Teaching Your Kids About Sex
SHOULD you be open with your kids about your sex life?
Q: Most Parents I know hide their sex lives from their
children. My wife and I would like to be more open with our 2-year-old
daughter without causing her harm. How much physical attention is
appropriate to demonstrate in front of a 2-year-old?
Radio Psychologist Dr. Joy Browne: Simply put, one of the principal
tasks facing parents is
creating healthy boundaries between themselves and their child. Sexually
speaking, this translates into making sure that the sexual natures of both
adults and children are respected, but not intertwined. You breach that
respect when you expose your bright, aware 2-year-old to sexual intimacies
between you and your wife.
Children are sexual creatures from infancy and they
regularly explore their own bodies, even if they are not knowledgeable about
what they are doing. So think of your daughter as someone eager to learn
about the fascinating world of pleasurable sensations. You'll be teaching
her by example when you or your wife talk to her (she will absorb your tone
of voice and your anxiety level), when you dress her, show her affection,
play with her, and tell her the names of the parts of her body. In fact, on
an almost daily basis you will be deliberately or inadvertently
demonstrating something new and profoundly important about love and
relationships, and she'll be eating up every word and gesture with a spoon.
And that's a serious responsibility for you to keep.

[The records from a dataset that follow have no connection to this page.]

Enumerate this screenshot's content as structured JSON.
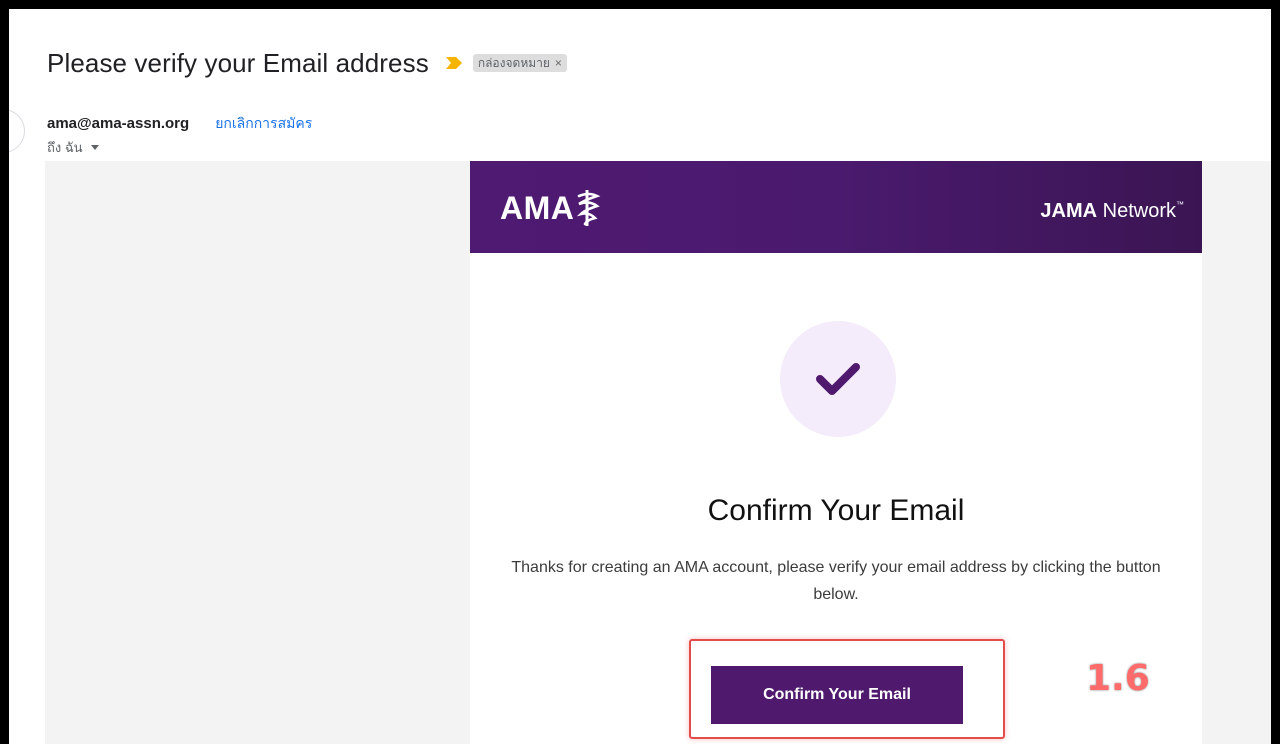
{
  "email": {
    "subject": "Please verify your Email address",
    "label": "กล่องจดหมาย",
    "label_close": "×",
    "sender": "ama@ama-assn.org",
    "unsubscribe": "ยกเลิกการสมัคร",
    "to": "ถึง ฉัน"
  },
  "message": {
    "logo_text": "AMA",
    "network_brand": "JAMA",
    "network_word": "Network",
    "network_tm": "™",
    "headline": "Confirm Your Email",
    "blurb": "Thanks for creating an AMA account, please verify your email address by clicking the button below.",
    "cta_label": "Confirm Your Email"
  },
  "annotation": {
    "step": "1.6"
  },
  "colors": {
    "brand_purple": "#4f1a6e",
    "highlight_red": "#e44c4c",
    "link_blue": "#1a73e8"
  }
}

But an excess of openness can be dangerous; lines must be
drawn. Kissing and affectionately caressing in a nonsexual manner in your
daughter's presence is a great way to model
grown-up love.
The meaning of "privacy" is something that you'll have to
introduce to your daughter soon enough anyway, when she starts spontaneously
exploring her own pleasure zones (if she hasn't already!). For instance, you
and your wife will be the ones to show her that there's a better place than
the front steps of your house or the middle of the supermarket aisles to do
what I've heard called the "happy wiggle." If you haven't created private
space for intimate acts, how can she be expected to grasp the concept when
you try to explain it?
For more guidance on this complex subject, visit the
Sexuality, Education and Information Council of the United States at
www.siecus.org, or read From Diapers to Dating: A Parent's Guide To Raising
Sexually Healthy Children by Debra W. Haffner.